CORPORATE RESPONSIBILITY AND COMMUNITY SPIRIT
Keidanren's primary purpose is to find solutions to problems facing its member industries and businesses. One good way for members to share information and learn from each other is to attend Keidanren meetings held throughout the country. The meetings provide an opportunity for members to study the problems facing industry and commerce and to come to a consensus on what must be done. Solutions are then proposed to the Government and other influential bodies, with follow-up measures being taken to ensure results.
Keidanren's efforts extend beyond business concerns to many altruistic endeavors as well. The following is a list of some of the groups and activities with which Keidanren is involved.
The One-Percent Club, founded in 1989, is a group including both companies and individuals. Club members are committed to contributing 1% of their recurring profits(in the case of corporations) or 1% of their disposable income (in the case of individuals) to social causes each year. The Club receives strong backing from Keidanren, which provides members with information on volunteer groups working for civic welfare, environmental causes, international exchanges and the betterment of society in general.
Established by Keidanren in 1989 and currently comprising 348 member companies, the CBCC assists Japanese companies with overseas operations, helping them contribute to local communities as good corporate citizens. Current topics include corporate governance, minority problems and other social issues, the legal and social risks associated with overseas operations, and conditions companies face when investing in foreign countries.
- Scholarships have been awarded annually since 1970 to students of the Asia Institute of Technology in Bangkok, Thailand.
- Scholarships have been awarded each year since 1973 for study at senior high schools affiliated with United World Colleges located worldwide. The number of scholarships is on a rising trend.
- Assistance is given to the Institute of Technology at Thammasat University in Thailand, to support its establishment and expansion.
International conferences organized by the Ditchley Foundation of Great Britain provide an opportunity for experts from throughout the world to convene and acquire new knowledge from each other. Keidanren is instrumental in sending participants from Japan.
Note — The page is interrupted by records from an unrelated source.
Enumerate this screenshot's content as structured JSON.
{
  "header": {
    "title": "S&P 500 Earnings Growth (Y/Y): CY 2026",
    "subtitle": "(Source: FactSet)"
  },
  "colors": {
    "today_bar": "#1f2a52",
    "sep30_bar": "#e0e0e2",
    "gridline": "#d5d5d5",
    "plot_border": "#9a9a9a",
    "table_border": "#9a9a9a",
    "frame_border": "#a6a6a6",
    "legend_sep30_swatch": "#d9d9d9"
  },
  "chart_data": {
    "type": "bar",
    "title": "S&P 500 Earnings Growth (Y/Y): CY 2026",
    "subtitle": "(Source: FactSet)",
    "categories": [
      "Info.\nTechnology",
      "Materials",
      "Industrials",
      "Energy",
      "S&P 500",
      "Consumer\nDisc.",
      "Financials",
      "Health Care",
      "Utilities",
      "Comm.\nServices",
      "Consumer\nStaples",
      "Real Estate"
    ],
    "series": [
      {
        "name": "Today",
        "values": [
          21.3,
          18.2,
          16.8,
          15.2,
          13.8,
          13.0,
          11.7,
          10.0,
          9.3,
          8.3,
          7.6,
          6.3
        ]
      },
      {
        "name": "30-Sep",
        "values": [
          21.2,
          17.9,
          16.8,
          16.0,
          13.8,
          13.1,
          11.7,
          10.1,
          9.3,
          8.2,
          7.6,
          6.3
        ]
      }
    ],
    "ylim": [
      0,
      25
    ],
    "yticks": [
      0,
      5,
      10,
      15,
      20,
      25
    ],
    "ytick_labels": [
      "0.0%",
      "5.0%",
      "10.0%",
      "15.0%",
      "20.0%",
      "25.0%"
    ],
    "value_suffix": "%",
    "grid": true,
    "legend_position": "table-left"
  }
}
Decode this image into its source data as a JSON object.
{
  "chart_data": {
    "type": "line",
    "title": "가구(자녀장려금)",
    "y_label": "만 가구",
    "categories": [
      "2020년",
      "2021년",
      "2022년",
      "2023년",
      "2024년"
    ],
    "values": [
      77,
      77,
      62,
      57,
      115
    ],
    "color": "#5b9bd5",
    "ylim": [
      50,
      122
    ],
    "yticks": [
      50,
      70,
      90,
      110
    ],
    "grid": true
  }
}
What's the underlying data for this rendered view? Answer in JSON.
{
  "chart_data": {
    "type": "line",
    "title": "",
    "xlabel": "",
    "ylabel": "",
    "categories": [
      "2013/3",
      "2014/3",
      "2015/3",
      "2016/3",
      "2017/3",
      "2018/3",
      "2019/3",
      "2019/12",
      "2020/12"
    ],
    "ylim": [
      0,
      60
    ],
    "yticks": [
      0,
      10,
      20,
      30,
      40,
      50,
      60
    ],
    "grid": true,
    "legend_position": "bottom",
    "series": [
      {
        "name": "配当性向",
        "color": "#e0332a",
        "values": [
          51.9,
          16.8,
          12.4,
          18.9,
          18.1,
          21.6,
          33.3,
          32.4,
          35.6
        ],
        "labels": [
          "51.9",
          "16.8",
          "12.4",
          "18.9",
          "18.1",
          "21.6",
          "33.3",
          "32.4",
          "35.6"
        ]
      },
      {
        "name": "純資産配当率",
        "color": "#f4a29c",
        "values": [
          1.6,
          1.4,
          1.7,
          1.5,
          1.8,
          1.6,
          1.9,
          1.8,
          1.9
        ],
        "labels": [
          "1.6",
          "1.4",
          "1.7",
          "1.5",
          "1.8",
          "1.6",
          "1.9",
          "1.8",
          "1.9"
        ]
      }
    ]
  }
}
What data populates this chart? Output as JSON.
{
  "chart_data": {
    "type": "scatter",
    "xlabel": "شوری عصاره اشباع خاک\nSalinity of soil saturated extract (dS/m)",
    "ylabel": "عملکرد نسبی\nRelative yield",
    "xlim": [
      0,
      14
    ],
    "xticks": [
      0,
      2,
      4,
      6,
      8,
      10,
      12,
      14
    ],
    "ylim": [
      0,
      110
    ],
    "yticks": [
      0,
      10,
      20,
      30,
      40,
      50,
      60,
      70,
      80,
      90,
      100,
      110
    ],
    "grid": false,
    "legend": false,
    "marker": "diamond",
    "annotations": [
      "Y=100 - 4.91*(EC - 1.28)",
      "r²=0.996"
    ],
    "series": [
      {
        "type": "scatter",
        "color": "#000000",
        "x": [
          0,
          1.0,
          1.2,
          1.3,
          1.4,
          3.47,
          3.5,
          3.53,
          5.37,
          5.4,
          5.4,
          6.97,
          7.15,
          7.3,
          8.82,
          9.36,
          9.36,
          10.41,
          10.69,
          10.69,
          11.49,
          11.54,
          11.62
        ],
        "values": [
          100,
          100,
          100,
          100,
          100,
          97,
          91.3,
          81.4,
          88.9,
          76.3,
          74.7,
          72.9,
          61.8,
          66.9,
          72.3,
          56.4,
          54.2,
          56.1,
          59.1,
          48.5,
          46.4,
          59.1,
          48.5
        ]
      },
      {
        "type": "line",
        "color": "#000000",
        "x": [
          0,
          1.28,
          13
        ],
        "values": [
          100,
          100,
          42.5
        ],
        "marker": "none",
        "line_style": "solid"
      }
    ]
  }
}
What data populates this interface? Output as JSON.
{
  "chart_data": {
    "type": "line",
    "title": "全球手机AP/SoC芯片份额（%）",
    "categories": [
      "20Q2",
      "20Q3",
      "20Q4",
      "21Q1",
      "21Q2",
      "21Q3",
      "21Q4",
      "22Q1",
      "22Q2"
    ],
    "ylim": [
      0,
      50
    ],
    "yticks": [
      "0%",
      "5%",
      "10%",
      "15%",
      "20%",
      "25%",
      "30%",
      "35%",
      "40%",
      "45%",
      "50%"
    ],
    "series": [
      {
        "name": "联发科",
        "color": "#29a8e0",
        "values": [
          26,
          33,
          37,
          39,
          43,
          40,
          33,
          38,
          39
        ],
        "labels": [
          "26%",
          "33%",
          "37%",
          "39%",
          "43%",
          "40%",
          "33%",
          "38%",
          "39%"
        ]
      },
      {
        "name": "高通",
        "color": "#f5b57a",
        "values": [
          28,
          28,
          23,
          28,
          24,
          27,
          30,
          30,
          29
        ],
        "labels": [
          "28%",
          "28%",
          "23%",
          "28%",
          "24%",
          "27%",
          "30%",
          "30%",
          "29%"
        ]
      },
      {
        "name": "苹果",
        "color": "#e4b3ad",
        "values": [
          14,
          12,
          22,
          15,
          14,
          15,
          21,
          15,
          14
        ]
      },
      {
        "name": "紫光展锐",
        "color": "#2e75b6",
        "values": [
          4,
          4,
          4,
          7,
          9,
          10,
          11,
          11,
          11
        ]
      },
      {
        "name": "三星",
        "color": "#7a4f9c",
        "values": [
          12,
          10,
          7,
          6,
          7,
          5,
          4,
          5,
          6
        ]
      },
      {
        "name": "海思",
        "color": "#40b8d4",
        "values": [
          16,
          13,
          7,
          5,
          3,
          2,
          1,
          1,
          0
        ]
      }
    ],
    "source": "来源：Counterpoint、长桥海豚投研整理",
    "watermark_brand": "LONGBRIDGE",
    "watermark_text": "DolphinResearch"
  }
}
Many developing countries are beset with severe financial problems, especially accumulated debt. For this reason, the Government of Japan and Keidanren established JAIDO in 1989, entrusting it with the task of promoting foreign currency- generating projects in developing counties in which private Japanese and local enterprises make joint investments. JAIDO has already provided assistance for many such projects in Asia, Eastern Europe, Central and South America and Africa.
Established by the Government of Japan and Keidanren, JITCO is instrumental in inviting foreign workers to undergo training at Japanese companies. The goal is to transfer technology to developing countries. Keidanren has been an active promoter of the JITCO program since its inception in 1991.
Established in 1990 with Keidanren's support, FASID training programs conducted in both Japan and developing countries offer Japanese personnel training in economic assistance and development. FASID's programs promote the implementation of Japan's Official Development Assistance (ODA).